My name is Anita Howe. I am a senior scientist at the British Columbia Centre for Disease Control in Canada. I am also the HCV SHARED coordinator, an international collaboration to study HCV drug resistance and transmission.
Thank you for setting up the Nextstrain program. I have downloaded the Zika Tutorial and planned to use it to generate an “HCV Nextstrain”. So far, the display was terrific on my demo set. I have a few questions, and I hope you can help me to understand.
How were the travel lines constructed? Were they primarily based on the sample collection dates, or using both the collection date and the inferred phylogeny?
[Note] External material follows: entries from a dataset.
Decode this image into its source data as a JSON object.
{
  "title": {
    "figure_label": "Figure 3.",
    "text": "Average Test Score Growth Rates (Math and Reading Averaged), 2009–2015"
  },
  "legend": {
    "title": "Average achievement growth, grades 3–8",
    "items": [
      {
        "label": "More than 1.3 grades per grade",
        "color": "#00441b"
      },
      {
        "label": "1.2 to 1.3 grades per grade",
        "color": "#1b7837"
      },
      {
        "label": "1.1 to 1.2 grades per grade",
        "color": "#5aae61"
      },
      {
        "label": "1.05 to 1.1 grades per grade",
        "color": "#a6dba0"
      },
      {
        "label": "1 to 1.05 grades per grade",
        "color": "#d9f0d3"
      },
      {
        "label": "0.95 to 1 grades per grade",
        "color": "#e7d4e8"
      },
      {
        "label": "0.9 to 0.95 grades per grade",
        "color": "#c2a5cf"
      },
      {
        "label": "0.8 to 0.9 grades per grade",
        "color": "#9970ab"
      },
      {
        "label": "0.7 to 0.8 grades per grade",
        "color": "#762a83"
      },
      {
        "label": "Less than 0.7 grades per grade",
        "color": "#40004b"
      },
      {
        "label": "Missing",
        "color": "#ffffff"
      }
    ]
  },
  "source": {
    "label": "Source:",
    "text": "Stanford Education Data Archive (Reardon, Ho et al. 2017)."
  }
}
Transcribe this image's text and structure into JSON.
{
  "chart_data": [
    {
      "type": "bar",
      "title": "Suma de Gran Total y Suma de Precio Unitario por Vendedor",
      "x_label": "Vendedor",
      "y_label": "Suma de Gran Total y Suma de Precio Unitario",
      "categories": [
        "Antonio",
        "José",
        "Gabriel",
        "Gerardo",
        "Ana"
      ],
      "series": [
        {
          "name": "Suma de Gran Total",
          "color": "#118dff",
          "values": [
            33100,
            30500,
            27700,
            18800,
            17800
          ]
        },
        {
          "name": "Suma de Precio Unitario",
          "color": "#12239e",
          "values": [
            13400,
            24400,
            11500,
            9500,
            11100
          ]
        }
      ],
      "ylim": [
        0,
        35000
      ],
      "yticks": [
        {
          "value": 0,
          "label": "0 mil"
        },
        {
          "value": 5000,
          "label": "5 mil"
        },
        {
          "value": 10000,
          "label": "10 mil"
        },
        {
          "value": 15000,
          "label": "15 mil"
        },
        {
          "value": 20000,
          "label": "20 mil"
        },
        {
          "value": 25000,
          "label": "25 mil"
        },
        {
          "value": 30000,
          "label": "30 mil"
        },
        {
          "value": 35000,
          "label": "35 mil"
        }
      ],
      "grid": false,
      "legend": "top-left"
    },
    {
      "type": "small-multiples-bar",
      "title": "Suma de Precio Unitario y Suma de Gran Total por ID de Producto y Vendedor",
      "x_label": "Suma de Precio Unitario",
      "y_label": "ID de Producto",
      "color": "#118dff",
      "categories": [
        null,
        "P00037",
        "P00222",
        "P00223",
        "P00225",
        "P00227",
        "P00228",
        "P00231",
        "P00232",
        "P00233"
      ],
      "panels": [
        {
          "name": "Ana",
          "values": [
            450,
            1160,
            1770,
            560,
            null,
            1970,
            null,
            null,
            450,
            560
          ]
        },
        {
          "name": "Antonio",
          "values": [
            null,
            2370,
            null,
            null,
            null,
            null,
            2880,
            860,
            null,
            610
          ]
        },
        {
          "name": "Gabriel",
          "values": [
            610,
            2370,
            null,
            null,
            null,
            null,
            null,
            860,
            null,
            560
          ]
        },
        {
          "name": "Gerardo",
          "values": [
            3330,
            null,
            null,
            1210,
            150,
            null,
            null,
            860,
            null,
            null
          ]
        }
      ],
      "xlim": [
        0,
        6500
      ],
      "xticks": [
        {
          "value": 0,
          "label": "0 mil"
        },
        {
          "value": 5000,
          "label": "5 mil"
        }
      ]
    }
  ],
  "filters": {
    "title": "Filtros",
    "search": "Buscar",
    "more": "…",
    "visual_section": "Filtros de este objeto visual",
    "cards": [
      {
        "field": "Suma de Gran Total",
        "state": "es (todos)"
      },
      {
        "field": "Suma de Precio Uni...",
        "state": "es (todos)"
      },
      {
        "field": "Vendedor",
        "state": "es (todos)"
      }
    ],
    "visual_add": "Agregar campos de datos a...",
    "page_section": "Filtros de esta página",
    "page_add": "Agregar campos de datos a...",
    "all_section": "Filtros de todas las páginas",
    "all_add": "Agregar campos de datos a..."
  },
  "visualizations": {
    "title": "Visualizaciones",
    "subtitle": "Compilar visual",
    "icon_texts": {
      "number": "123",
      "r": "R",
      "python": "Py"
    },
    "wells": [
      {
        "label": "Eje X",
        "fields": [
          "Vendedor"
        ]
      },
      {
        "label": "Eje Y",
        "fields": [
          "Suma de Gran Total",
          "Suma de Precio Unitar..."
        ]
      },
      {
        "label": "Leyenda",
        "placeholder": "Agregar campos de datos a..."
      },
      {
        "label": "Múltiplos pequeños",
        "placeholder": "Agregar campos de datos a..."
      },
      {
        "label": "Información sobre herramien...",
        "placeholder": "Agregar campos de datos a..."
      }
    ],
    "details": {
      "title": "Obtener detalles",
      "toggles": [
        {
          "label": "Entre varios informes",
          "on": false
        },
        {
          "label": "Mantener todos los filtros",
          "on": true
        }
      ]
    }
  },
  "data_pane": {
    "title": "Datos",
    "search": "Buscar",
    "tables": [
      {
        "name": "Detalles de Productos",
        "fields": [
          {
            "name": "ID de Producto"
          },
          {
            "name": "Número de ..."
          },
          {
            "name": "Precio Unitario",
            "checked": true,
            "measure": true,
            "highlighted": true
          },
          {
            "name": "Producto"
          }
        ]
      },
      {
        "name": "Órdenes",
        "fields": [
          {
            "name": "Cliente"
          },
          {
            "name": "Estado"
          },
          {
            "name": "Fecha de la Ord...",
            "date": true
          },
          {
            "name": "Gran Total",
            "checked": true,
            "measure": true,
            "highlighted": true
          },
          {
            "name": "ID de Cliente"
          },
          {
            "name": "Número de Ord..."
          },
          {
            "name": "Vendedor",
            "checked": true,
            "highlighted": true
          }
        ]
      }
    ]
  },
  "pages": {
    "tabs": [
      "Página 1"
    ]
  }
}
In the Genotype and the Diversity Pane, does the “Event” mean the number of cases with mutations at each amino acid in the dataset? I suppose the “Entropy” refers to the genetic diversity at each amino acid position.
Because of privacy agreements, we would prefer not to show the individual data; the box appears after clicking the dots in the Phylogeny Pane. Is there possible to turn off the display of some information inside the box, e.g., retain the Gender in the “Color by” on the left panel, but do not show “male” or “female” inside the box?
Lastly, is the phylogenetic tree primarily based on the sequences, or does it also take the sample collection dates into account? Some of our samples do not have detailed dd-mm-yyyy, just the yyyy, and I wonder if I should include these samples in our dataset and how they might affect the phylogeny tree?
Sorry for the long list of questions. I am looking forward to hearing from you, and hopefully, we will have the HCV in your website someday.